Quantitative Research Methods in Social Sciences
The courses listed below offer students an opportunity to develop skills necessary to work with faculty whose social science research employs quantitative methods, such as data analysis using Excel, Stata, and R.
Faculty: Profs. Robin McKnight and Joe Swingle (Spring 2019)
Description: An introduction to the collection, analysis, interpretation, and presentation of quantitative data as used to understand problems in economics and sociology. Using examples drawn from these fields, this course focuses on basic concepts in probability and statistics, such as measures of central tendency and dispersion, hypothesis testing, and parameter estimation. Data analysis exercises are drawn from both academic and everyday applications.
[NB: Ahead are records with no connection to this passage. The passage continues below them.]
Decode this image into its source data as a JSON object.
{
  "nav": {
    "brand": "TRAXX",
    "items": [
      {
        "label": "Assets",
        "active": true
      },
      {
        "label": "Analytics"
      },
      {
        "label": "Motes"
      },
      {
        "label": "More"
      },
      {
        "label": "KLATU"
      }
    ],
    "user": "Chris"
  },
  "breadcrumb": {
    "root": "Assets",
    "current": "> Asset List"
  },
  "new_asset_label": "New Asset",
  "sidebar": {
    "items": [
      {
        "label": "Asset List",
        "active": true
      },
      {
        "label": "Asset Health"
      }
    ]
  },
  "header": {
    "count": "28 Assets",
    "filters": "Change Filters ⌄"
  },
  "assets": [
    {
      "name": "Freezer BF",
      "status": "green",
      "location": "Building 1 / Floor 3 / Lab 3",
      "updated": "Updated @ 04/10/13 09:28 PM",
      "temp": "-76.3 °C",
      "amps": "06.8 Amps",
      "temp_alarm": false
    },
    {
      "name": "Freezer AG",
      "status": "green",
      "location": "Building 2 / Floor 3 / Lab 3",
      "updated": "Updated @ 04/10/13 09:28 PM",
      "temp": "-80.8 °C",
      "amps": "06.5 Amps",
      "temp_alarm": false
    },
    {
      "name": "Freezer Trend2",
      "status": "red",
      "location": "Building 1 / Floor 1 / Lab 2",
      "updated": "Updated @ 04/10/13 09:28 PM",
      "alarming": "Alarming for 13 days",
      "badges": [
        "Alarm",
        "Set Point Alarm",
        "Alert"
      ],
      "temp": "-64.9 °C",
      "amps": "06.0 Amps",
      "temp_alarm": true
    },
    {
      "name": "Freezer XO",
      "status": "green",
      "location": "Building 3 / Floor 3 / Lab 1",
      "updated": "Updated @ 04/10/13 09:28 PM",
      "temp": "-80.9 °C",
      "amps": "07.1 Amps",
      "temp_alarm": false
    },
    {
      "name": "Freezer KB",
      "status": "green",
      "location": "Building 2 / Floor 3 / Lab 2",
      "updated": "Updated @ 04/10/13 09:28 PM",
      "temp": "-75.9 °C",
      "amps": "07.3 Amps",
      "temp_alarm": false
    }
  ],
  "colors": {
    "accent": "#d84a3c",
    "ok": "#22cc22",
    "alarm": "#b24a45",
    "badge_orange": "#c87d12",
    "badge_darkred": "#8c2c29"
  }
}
Prerequisite(s): ECON 101, ECON 102, or one course in sociology and fulfillment of the basic skills component of the Quantitative Reasoning requirement. Not open to students who have taken or are taking MATH 220, PSYC 205, or POL 199
Distribution(s): QRF; Social and Behavioral Analysis
Faculty: Profs. Gauri Shastry and Kristin Butcher (Spring 2019)
Description: Application of statistical methods to economic problems. Emphasis will be placed on regression analysis that can be used to examine the relationship between two or more variables. Issues involved in estimation, including goodness-of-fit, statistical inference, dummy variables, hetero-skedasticity, serial correlation, and others will be considered. Emphasis will be placed on real-world applications. The credit/noncredit grading option is not available for this course.
Prerequisite(s): ECON 101, ECON 102, and one math course at the level of MATH 115 or higher. The math course must be taken at Wellesley. One course in statistics (ECON 103, MATH 220 or PSYC 205) is also required.
Distribution(s): Social and Behavioral Analysis
Faculty: Prof. Qing Wang (Spring 2019)
Description: This is a calculus-based introductory statistics course. Topics covered include data collection, data visualization, descriptive statistics, linear regression, sampling schemes, design of experiment, probability, random variables (both discrete and continuous cases), Normal model, statistical tests and inference (e.g. one-sample and two-sample z-tests and t-tests, chi-square test, etc). Statistical language R will be used throughout the course to realize data visualization, linear regression, simulations, and statistical tests and inference.
Prerequisite(s): MATH 205. Not open to students who have taken or are taking STAT 101, MATH 101Z/STAT 101Z, ECON 103/SOC 190, POL 199, or PSYC 205, or who have taken STAT 260/QR 260.